Ok, so I should know these from my windows use but I wanted clarification so I can install gentoo successfully... 

what is "broadcast address"?

and "network mask" is that just the Subnet Mask ( 255.255.255.0 thing? )

scott

----------

## kraylus

not too keen on some of the terminology myself but i believe that broadcast address is the range of IPs that you're on.

for example, if you have a gateway computer dividing the internet connection to other PCs in the house and the gateway's internal IP is 192.168.0.1 then the broadcast would be 192.168.0.XXX (a range of 2-255 i think).

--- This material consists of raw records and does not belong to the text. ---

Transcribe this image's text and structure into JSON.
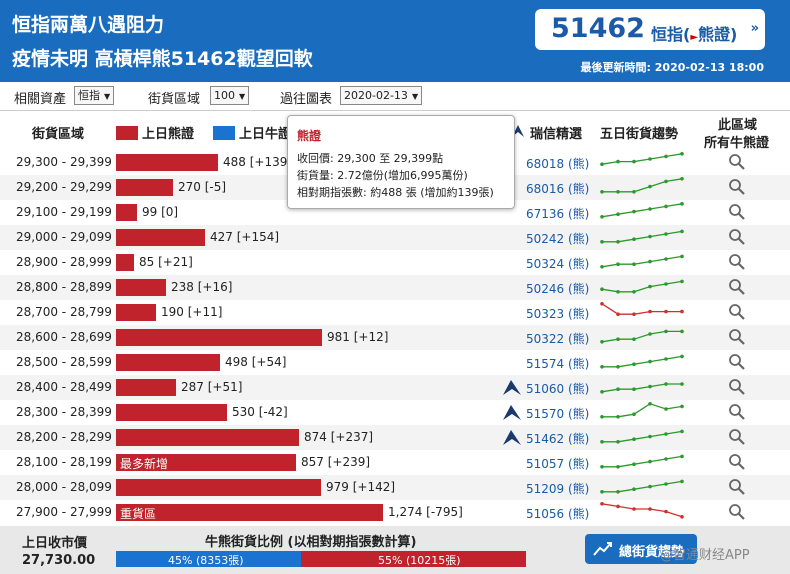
{
  "header": {
    "headline_1": "恒指兩萬八遇阻力",
    "headline_2": "疫情未明 高槓桿熊51462觀望回軟",
    "quote_number": "51462",
    "quote_name": "恒指",
    "quote_type": "熊證",
    "updated_label": "最後更新時間:",
    "updated_time": "2020-02-13 18:00"
  },
  "filters": {
    "asset_label": "相關資產",
    "asset_value": "恒指",
    "zone_label": "街貨區域",
    "zone_value": "100",
    "past_label": "過往圖表",
    "past_value": "2020-02-13"
  },
  "table_header": {
    "range": "街貨區域",
    "bear_legend": "上日熊證",
    "bull_legend": "上日牛證",
    "picks": "瑞信精選",
    "trend": "五日街貨趨勢",
    "zone_all_1": "此區域",
    "zone_all_2": "所有牛熊證"
  },
  "colors": {
    "bear": "#c0232b",
    "bull": "#1a73d0",
    "header": "#1a6cbf"
  },
  "rows": [
    {
      "range": "29,300 - 29,399",
      "value": 488,
      "label": "488 [+139]",
      "code": "68018 (熊)",
      "tag": "",
      "cs": false,
      "spark": [
        3,
        4,
        4,
        5,
        6,
        7
      ],
      "spark_color": "green"
    },
    {
      "range": "29,200 - 29,299",
      "value": 270,
      "label": "270 [-5]",
      "code": "68016 (熊)",
      "tag": "",
      "cs": false,
      "spark": [
        2,
        2,
        2,
        4,
        6,
        7
      ],
      "spark_color": "green"
    },
    {
      "range": "29,100 - 29,199",
      "value": 99,
      "label": "99 [0]",
      "code": "67136 (熊)",
      "tag": "",
      "cs": false,
      "spark": [
        2,
        3,
        4,
        5,
        6,
        7
      ],
      "spark_color": "green"
    },
    {
      "range": "29,000 - 29,099",
      "value": 427,
      "label": "427 [+154]",
      "code": "50242 (熊)",
      "tag": "",
      "cs": false,
      "spark": [
        2,
        2,
        3,
        4,
        5,
        6
      ],
      "spark_color": "green"
    },
    {
      "range": "28,900 - 28,999",
      "value": 85,
      "label": "85 [+21]",
      "code": "50324 (熊)",
      "tag": "",
      "cs": false,
      "spark": [
        2,
        3,
        3,
        4,
        5,
        6
      ],
      "spark_color": "green"
    },
    {
      "range": "28,800 - 28,899",
      "value": 238,
      "label": "238 [+16]",
      "code": "50246 (熊)",
      "tag": "",
      "cs": false,
      "spark": [
        3,
        2,
        2,
        4,
        5,
        6
      ],
      "spark_color": "green"
    },
    {
      "range": "28,700 - 28,799",
      "value": 190,
      "label": "190 [+11]",
      "code": "50323 (熊)",
      "tag": "",
      "cs": false,
      "spark": [
        7,
        3,
        3,
        4,
        4,
        4
      ],
      "spark_color": "red"
    },
    {
      "range": "28,600 - 28,699",
      "value": 981,
      "label": "981 [+12]",
      "code": "50322 (熊)",
      "tag": "",
      "cs": false,
      "spark": [
        2,
        3,
        3,
        5,
        6,
        6
      ],
      "spark_color": "green"
    },
    {
      "range": "28,500 - 28,599",
      "value": 498,
      "label": "498 [+54]",
      "code": "51574 (熊)",
      "tag": "",
      "cs": false,
      "spark": [
        2,
        2,
        3,
        4,
        5,
        6
      ],
      "spark_color": "green"
    },
    {
      "range": "28,400 - 28,499",
      "value": 287,
      "label": "287 [+51]",
      "code": "51060 (熊)",
      "tag": "",
      "cs": true,
      "spark": [
        2,
        3,
        3,
        4,
        5,
        5
      ],
      "spark_color": "green"
    },
    {
      "range": "28,300 - 28,399",
      "value": 530,
      "label": "530 [-42]",
      "code": "51570 (熊)",
      "tag": "",
      "cs": true,
      "spark": [
        2,
        2,
        3,
        7,
        5,
        6
      ],
      "spark_color": "green"
    },
    {
      "range": "28,200 - 28,299",
      "value": 874,
      "label": "874 [+237]",
      "code": "51462 (熊)",
      "tag": "",
      "cs": true,
      "spark": [
        2,
        2,
        3,
        4,
        5,
        6
      ],
      "spark_color": "green"
    },
    {
      "range": "28,100 - 28,199",
      "value": 857,
      "label": "857 [+239]",
      "code": "51057 (熊)",
      "tag": "最多新增",
      "cs": false,
      "spark": [
        2,
        2,
        3,
        4,
        5,
        6
      ],
      "spark_color": "green"
    },
    {
      "range": "28,000 - 28,099",
      "value": 979,
      "label": "979 [+142]",
      "code": "51209 (熊)",
      "tag": "",
      "cs": false,
      "spark": [
        2,
        2,
        3,
        4,
        5,
        6
      ],
      "spark_color": "green"
    },
    {
      "range": "27,900 - 27,999",
      "value": 1274,
      "label": "1,274 [-795]",
      "code": "51056 (熊)",
      "tag": "重貨區",
      "cs": false,
      "spark": [
        7,
        6,
        5,
        5,
        4,
        2
      ],
      "spark_color": "red"
    }
  ],
  "tooltip": {
    "title": "熊證",
    "line1": "收回價: 29,300 至 29,399點",
    "line2": "街貨量: 2.72億份(增加6,995萬份)",
    "line3": "相對期指張數: 約488 張 (增加約139張)"
  },
  "footer": {
    "prev_close_label": "上日收市價",
    "prev_close_value": "27,730.00",
    "ratio_title": "牛熊街貨比例 (以相對期指張數計算)",
    "bull_percent": 45,
    "bull_text": "45% (8353張)",
    "bear_text": "55% (10215張)",
    "trend_button": "總街貨趨勢"
  },
  "watermark": "@智通财经APP"
}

dont take my word for it though. any reason why you're asking?

ryan

----------

## Guest

well I'm on a uni lan and the broadcast address thing kind of stumped me, I thought it may be something like what you said. Though on the network the ip's are statically assigned I believe, so I hope it will still work.

also, maybe a few small things you can help me on...

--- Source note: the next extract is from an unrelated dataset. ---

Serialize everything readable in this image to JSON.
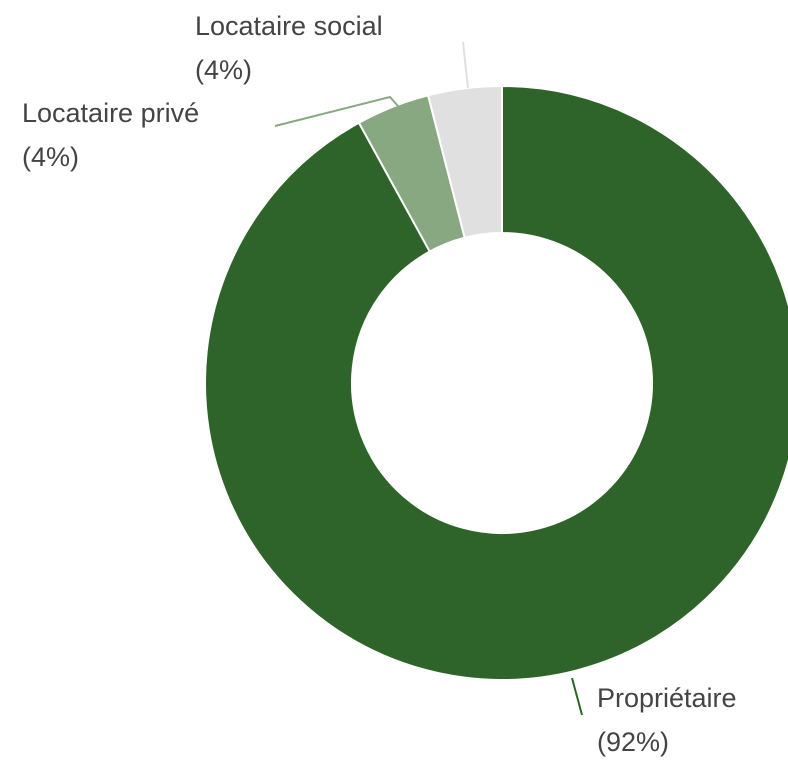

my partition is set like this

C: Win98 (fat32)

D: Winxp (fat32)

E: Files (fat32)

F: Gentoo Boot (ext2)

G: Gentoo Swap

H: Gentoo Root (ext2)

would I be correct in assuming that my Gentoo Boot would be specified as /dev/hda4 ?? and would Grub refer to it as (hd0,3) ??

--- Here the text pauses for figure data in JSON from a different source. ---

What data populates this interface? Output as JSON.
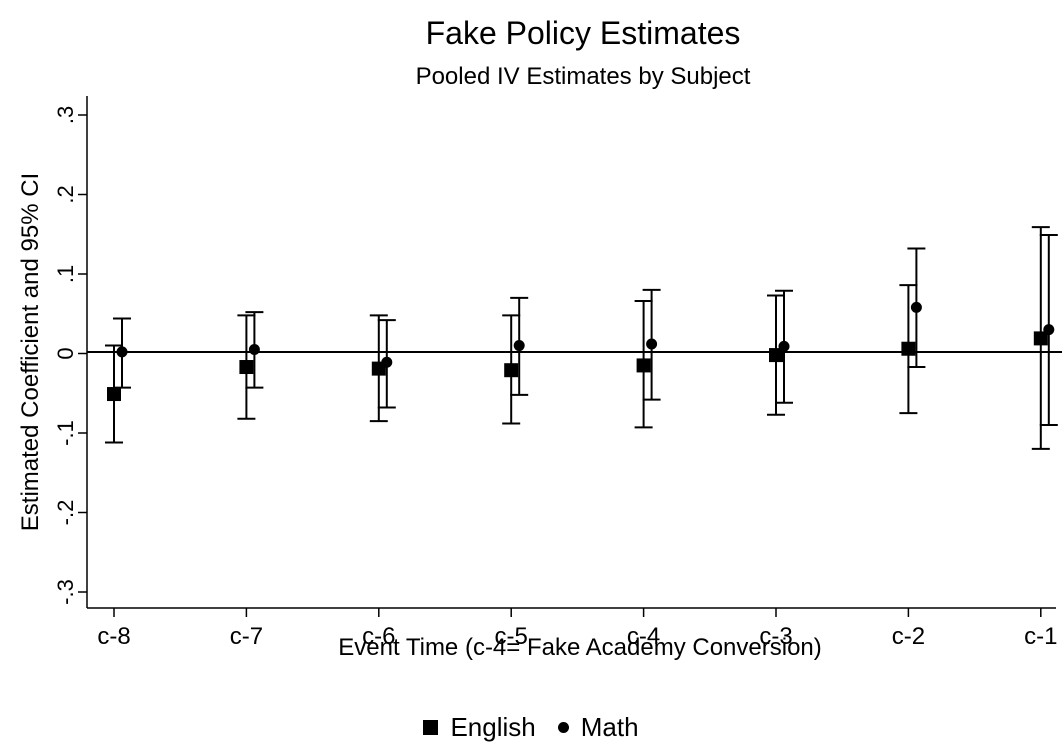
{
  "chart_data": {
    "type": "scatter",
    "title": "Fake Policy Estimates",
    "subtitle": "Pooled IV Estimates by Subject",
    "xlabel": "Event Time (c-4= Fake Academy Conversion)",
    "ylabel": "Estimated Coefficient and 95% CI",
    "categories": [
      "c-8",
      "c-7",
      "c-6",
      "c-5",
      "c-4",
      "c-3",
      "c-2",
      "c-1"
    ],
    "ylim": [
      -0.3,
      0.3
    ],
    "yticks": [
      -0.3,
      -0.2,
      -0.1,
      0,
      0.1,
      0.2,
      0.3
    ],
    "ytick_labels": [
      "-.3",
      "-.2",
      "-.1",
      "0",
      ".1",
      ".2",
      ".3"
    ],
    "reference_line": 0,
    "grid": false,
    "legend_position": "bottom",
    "series": [
      {
        "name": "English",
        "marker": "square",
        "values": [
          -0.051,
          -0.017,
          -0.019,
          -0.021,
          -0.015,
          -0.002,
          0.006,
          0.019
        ],
        "ci_low": [
          -0.112,
          -0.082,
          -0.085,
          -0.088,
          -0.093,
          -0.077,
          -0.075,
          -0.12
        ],
        "ci_high": [
          0.01,
          0.048,
          0.048,
          0.048,
          0.066,
          0.073,
          0.086,
          0.159
        ]
      },
      {
        "name": "Math",
        "marker": "circle",
        "values": [
          0.002,
          0.005,
          -0.011,
          0.01,
          0.012,
          0.009,
          0.058,
          0.03
        ],
        "ci_low": [
          -0.043,
          -0.043,
          -0.068,
          -0.052,
          -0.058,
          -0.062,
          -0.017,
          -0.09
        ],
        "ci_high": [
          0.044,
          0.052,
          0.042,
          0.07,
          0.08,
          0.079,
          0.132,
          0.149
        ]
      }
    ]
  },
  "colors": {
    "ink": "#000000",
    "background": "#ffffff"
  }
}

and lastly where is says about configuring the /etc/fstab..... what command do I use to edit the fstab.conf file?

thanks, and sorry for the hassles...

----------

## klieber

 *Simpleton wrote:*   

> what is "broadcast address"?

 

It's the IP address that specifies "all hosts" on your network.

 *Simpleton wrote:*   

> and "network mask" is that just the Subnet Mask ( 255.255.255.0 thing? )

 

Yes.

BTW, both of these questions are answered by doing a simple google search.

--kurt

----------

## nate

 *Anonymous wrote:*   

> 
> 
> my partition is set like this
> 
> C: Win98 (fat32)
> ...

 

Sounds about right.  Though the drive letter is only a windows thing   :Smile:   And yes Grub will see /dev/hda4 as (hd0,3).

As for the fstab.conf file. hmmm... I always use a text editor to edit it.  I don't think there is a  configurator on gentoo (though I may be wrong).

Check out http://www.gentoo.org/doc/en/build.xml#doc_chap16 to see how fstab.conf is formated.

Hope this helps,

Nathan

----------

## Houdini

disclaimer: this assumes your uni's network doesn't suck   :Razz: 

if your IP address is w.x.y.z, your broadcast address will almost always be w.x.y.255

----------

## delta407

 *Houdini wrote:*   

> disclaimer: this assumes your uni's network doesn't suck  
> 
> if your IP address is w.x.y.z, your broadcast address will almost always be w.x.y.255

 

No, this assumes you have a netmask of 255.255.255.0.

----------